O Zeitgeist é uma coisa lixada ou porque é que a BD Prez e a série de TV Black Mirror são tão parecidas


É impossível escapar à tecnologia. Em mais sentido do que um ela está em todo o lado. Não só na versão “Big Brother is watching you” mas também pela ubiquidade com que ocupa o nosso dia-a-dia. Facebook. Twitter. Instagram. Pinterest. You Tube. Amazon. EBay. São tudo nomes de sites, nomes que a maior parte das pessoas reconhecem de forma imediata. E pior. Usam alguns destes todos os dias, várias vezes ao dia. Mas nada disto seria relevante da forma que é não fosse o advento de equipamentos portáteis, computadores transformados em telefone e tablets, que permitem, em qualquer lugar, estar ligado a tudo e a todos. O mundo não é uma aldeia. É a cabeça de uma agulha. Bem… na realidade não é. É extenso, infinito, microscópico e maior que qualquer etérea rede vista por intermédio de um ecrã luminoso. Mas… vamos admitir que sim.

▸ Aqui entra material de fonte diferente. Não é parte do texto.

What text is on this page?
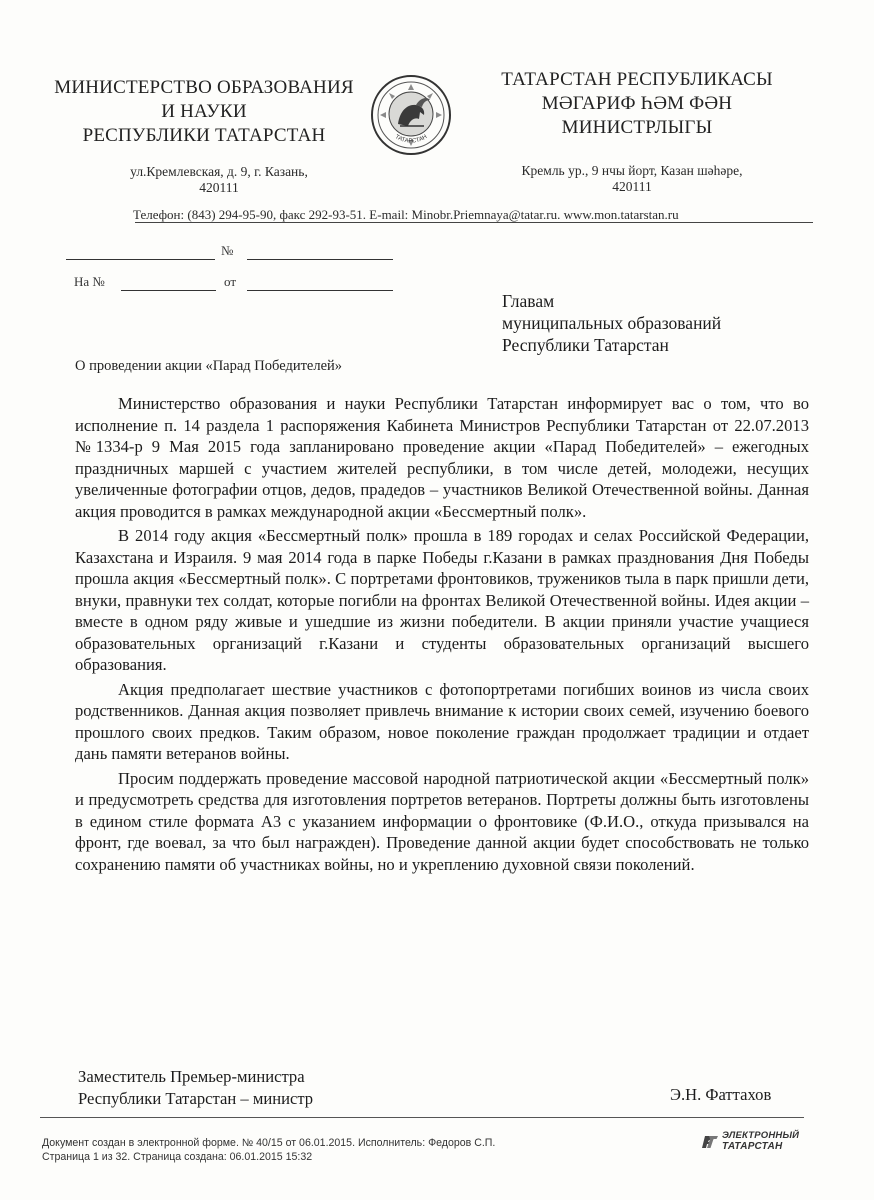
МИНИСТЕРСТВО ОБРАЗОВАНИЯ
И НАУКИ
РЕСПУБЛИКИ ТАТАРСТАН	ТАТАРСТАН
ТАТАРСТАН РЕСПУБЛИКАСЫ
МӘГАРИФ ҺӘМ ФӘН
МИНИСТРЛЫГЫ
ул.Кремлевская, д. 9, г. Казань,
420111
Кремль ур., 9 нчы йорт, Казан шәһәре,
420111
Телефон: (843) 294-95-90, факс 292-93-51. E-mail: Minobr.Priemnaya@tatar.ru. www.mon.tatarstan.ru
№
На №	от
Главам
муниципальных образований
Республики Татарстан
О проведении акции «Парад Победителей»

Министерство образования и науки Республики Татарстан информирует вас о том, что во исполнение п. 14 раздела 1 распоряжения Кабинета Министров Республики Татарстан от 22.07.2013 №1334-р 9 Мая 2015 года запланировано проведение акции «Парад Победителей» – ежегодных праздничных маршей с участием жителей республики, в том числе детей, молодежи, несущих увеличенные фотографии отцов, дедов, прадедов – участников Великой Отечественной войны. Данная акция проводится в рамках международной акции «Бессмертный полк».

В 2014 году акция «Бессмертный полк» прошла в 189 городах и селах Российской Федерации, Казахстана и Израиля. 9 мая 2014 года в парке Победы г.Казани в рамках празднования Дня Победы прошла акция «Бессмертный полк». С портретами фронтовиков, тружеников тыла в парк пришли дети, внуки, правнуки тех солдат, которые погибли на фронтах Великой Отечественной войны. Идея акции – вместе в одном ряду живые и ушедшие из жизни победители. В акции приняли участие учащиеся образовательных организаций г.Казани и студенты образовательных организаций высшего образования.

Акция предполагает шествие участников с фотопортретами погибших воинов из числа своих родственников. Данная акция позволяет привлечь внимание к истории своих семей, изучению боевого прошлого своих предков. Таким образом, новое поколение граждан продолжает традиции и отдает дань памяти ветеранов войны.

Просим поддержать проведение массовой народной патриотической акции «Бессмертный полк» и предусмотреть средства для изготовления портретов ветеранов. Портреты должны быть изготовлены в едином стиле формата А3 с указанием информации о фронтовике (Ф.И.О., откуда призывался на фронт, где воевал, за что был награжден). Проведение данной акции будет способствовать не только сохранению памяти об участниках войны, но и укреплению духовной связи поколений.

Заместитель Премьер-министра
Республики Татарстан – министр	Э.Н. Фаттахов
Документ создан в электронной форме. № 40/15 от 06.01.2015. Исполнитель: Федоров С.П.
Страница 1 из 32. Страница создана: 06.01.2015 15:32
ЭЛЕКТРОННЫЙ
ТАТАРСТАН
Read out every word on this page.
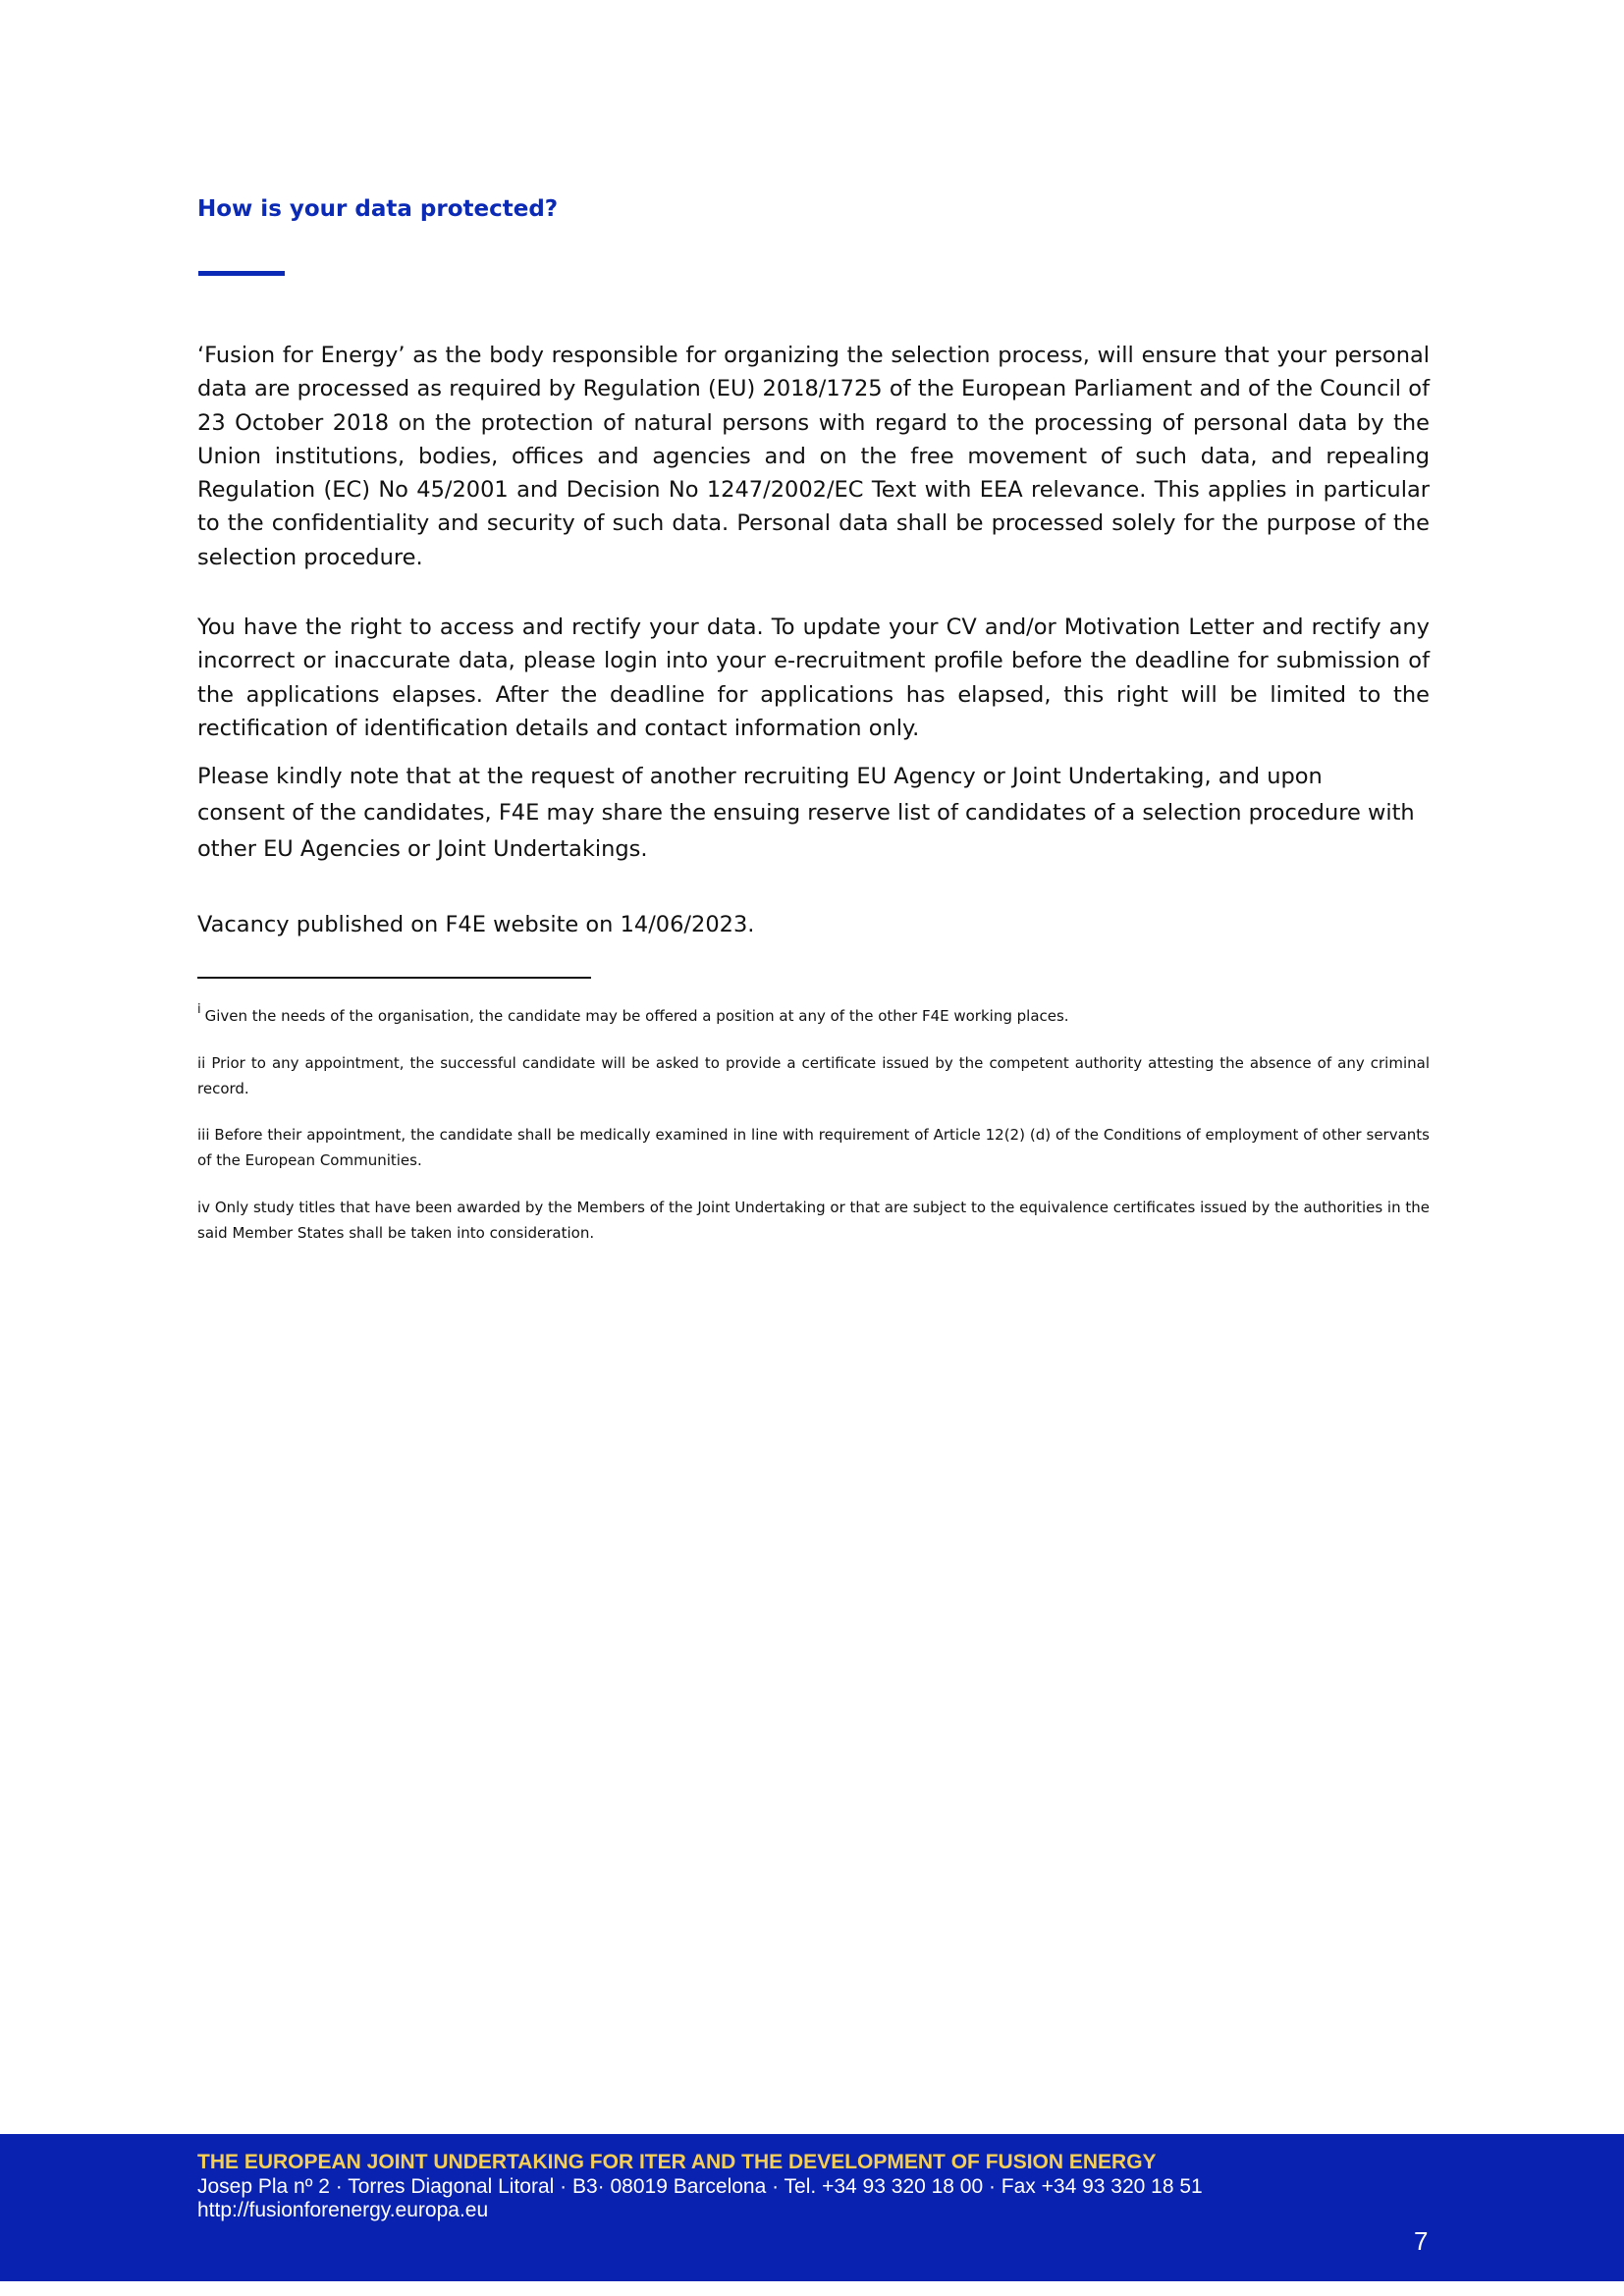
How is your data protected?

‘Fusion for Energy’ as the body responsible for organizing the selection process, will ensure that your personal data are processed as required by Regulation (EU) 2018/1725 of the European Parliament and of the Council of 23 October 2018 on the protection of natural persons with regard to the processing of personal data by the Union institutions, bodies, offices and agencies and on the free movement of such data, and repealing Regulation (EC) No 45/2001 and Decision No 1247/2002/EC Text with EEA relevance. This applies in particular to the confidentiality and security of such data. Personal data shall be processed solely for the purpose of the selection procedure.

You have the right to access and rectify your data. To update your CV and/or Motivation Letter and rectify any incorrect or inaccurate data, please login into your e-recruitment profile before the deadline for submission of the applications elapses. After the deadline for applications has elapsed, this right will be limited to the rectification of identification details and contact information only.

Please kindly note that at the request of another recruiting EU Agency or Joint Undertaking, and upon consent of the candidates, F4E may share the ensuing reserve list of candidates of a selection procedure with other EU Agencies or Joint Undertakings.

Vacancy published on F4E website on 14/06/2023.

i Given the needs of the organisation, the candidate may be offered a position at any of the other F4E working places.

ii Prior to any appointment, the successful candidate will be asked to provide a certificate issued by the competent authority attesting the absence of any criminal record.

iii Before their appointment, the candidate shall be medically examined in line with requirement of Article 12(2) (d) of the Conditions of employment of other servants of the European Communities.

iv Only study titles that have been awarded by the Members of the Joint Undertaking or that are subject to the equivalence certificates issued by the authorities in the said Member States shall be taken into consideration.

THE EUROPEAN JOINT UNDERTAKING FOR ITER AND THE DEVELOPMENT OF FUSION ENERGY
Josep Pla nº 2 · Torres Diagonal Litoral · B3· 08019 Barcelona · Tel. +34 93 320 18 00 · Fax +34 93 320 18 51
http://fusionforenergy.europa.eu
7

Existem linhas de pensamento que atravessam o sentimento da sociedade. Algumas mais vulgarizadas, outras ainda a borbulhar no subsolo societal. A Arte tem tendência a ser das primeiras formas de expressão humana, se não mesmo a primeira, a apanhar esse sentir e a traduzi-lo para narrativa e interrogações. A série de TV Black Mirror, inglesa e um dos mais bem guardados segredos da cultura pop, apareceu e, aos poucos, foi sendo passada de boca em boca e vista de par de olhos em par de olhos. Soma um total de sete episódios, repartidos em duas temporadas e um especial de Natal de 2014. Literalmente: a qualidade suplanta (em excesso) a quantidade. Cada episódio passa-se num futuro que calculamos muito próximo e onde um aspecto da tecnologia actual evoluiu e transformou como nos relacionamos ou nos portamos. Num episódio, por exemplo, é possível gravar tudo o que vemos nuns novos olhos, repositório ultra-real do tempo e do espaço. As consequências de cada salto tecnológico são exploradas de forma claustrofóbica, mordaz, atrerradoramente satírica. Não existem episódios maus, apenas extraordinários e muito bons.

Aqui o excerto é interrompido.